In the Iliad, Achilles was angry at Agamemnon and thought that the war wasn’t worth his effort. However, in the end, he completed his duty, rising to the call and going into battle for Greece.
The central theme of the Aeneid was Aeneas’s sacrifice for duty. He abandoned all of his personal desires to fulfill his duty to his country, to establish a new empire.
The civilizations to which we owe our modern thought, to which we owe our own civilization, all praised patriotism and fulfillment of duty. Yet today, some say that dissent is patriotic, that duty should not be required, that when duty interferes with personal interests or beliefs, it should be ignored.
I’ll agree that dissent is required in some cases, but too often it walks a fine line with treason. I’m instead aligned with the seers of old, with Homer and Virgil, with the civilizations that generated our modern society. I’m a patriot and try to be a responsible citizen.
So I was disappointed when a few of my fellow citizens grumbled and complained as we assembled Tuesday morning for jury duty in one of the two upstairs courtrooms in the historic old Placerville courthouse. Some completed “hardship” forms requesting they be excused for reasons little more than trivial inconveniences. Some, I’d wager, didn’t even show up.
Veal calves!

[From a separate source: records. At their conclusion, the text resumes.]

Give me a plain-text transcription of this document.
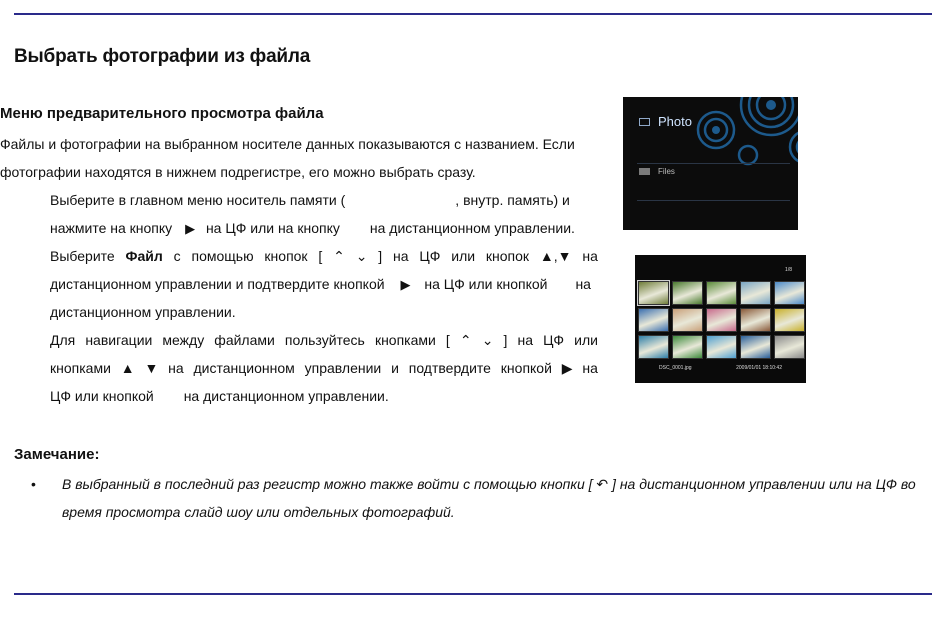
Выбрать фотографии из файла
Меню предварительного просмотра файла
Файлы и фотографии на выбранном носителе данных показываются с названием. Если
фотографии находятся в нижнем подрегистре, его можно выбрать сразу.
Выберите в главном меню носитель памяти (	, внутр. память) и
нажмите на кнопку ▶ на ЦФ или на кнопку на дистанционном управлении.
Выберите Файл с помощью кнопок [ ⌃ ⌄ ] на ЦФ или кнопок ▲,▼ на
дистанционном управлении и подтвердите кнопкой ▶ на ЦФ или кнопкой на
дистанционном управлении.
Для навигации между файлами пользуйтесь кнопками [ ⌃ ⌄ ] на ЦФ или
кнопками ▲ ▼ на дистанционном управлении и подтвердите кнопкой ▶ на
ЦФ или кнопкой на дистанционном управлении.
Замечание:
• В выбранный в последний раз регистр можно также войти с помощью кнопки [ ↶ ] на дистанционном управлении или на ЦФ во
время просмотра слайд шоу или отдельных фотографий.
Photo
Files
1/8
DSC_0001.jpg	2009/01/01 18:10:42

Whiny slackers, unwilling to disrupt their daily routines for civic service. Not very patriotic and certainly not civic minded. Homer and Virgil would be ashamed of them. I know I was.
But most were ready to do their duty. Good citizens. Patriots. I didn’t want the slackers on my jury anyway.

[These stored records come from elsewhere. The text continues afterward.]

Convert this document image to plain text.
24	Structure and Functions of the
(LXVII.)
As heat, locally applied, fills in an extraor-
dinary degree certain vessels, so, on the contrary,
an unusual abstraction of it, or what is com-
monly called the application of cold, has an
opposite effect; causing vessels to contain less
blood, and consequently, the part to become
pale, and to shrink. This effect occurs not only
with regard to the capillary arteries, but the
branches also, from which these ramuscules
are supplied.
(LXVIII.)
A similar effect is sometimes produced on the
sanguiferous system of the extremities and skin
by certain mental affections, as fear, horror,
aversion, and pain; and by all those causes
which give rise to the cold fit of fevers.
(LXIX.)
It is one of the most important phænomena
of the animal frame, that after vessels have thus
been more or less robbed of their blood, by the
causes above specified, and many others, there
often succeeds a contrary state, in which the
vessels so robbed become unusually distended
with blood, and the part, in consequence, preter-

Our criminal justice system, for all its flaws, is based on an amazing concept: that no one man or government agency can adequately and fairly judge a person charged with a crime. Instead, our founders conceived the notion that only our fellow citizens could be so entrusted.
Journalist and author Stephen J. Adler wrote, “The American system of trial by jury is unique. No other nation relies so heavily on ordinary citizens to make its most important decisions about law, business practice, and personal liberty — even death. Ideally, Americans take their participation seriously lest they someday stand before their peers seeking justice.”
We live in an amazing country reliant on a brilliantly conceived system of self government. If ever I find myself on trial, I hope it’s in an American court of law where I’ll be thanking my lucky stars that my future will be determined, not by bureaucrats, but by a citizen jury of my peers. I just pray they’ll be the patriots that take the job seriously and not the whiny slackers who tried, unsuccessfully, to get out of it.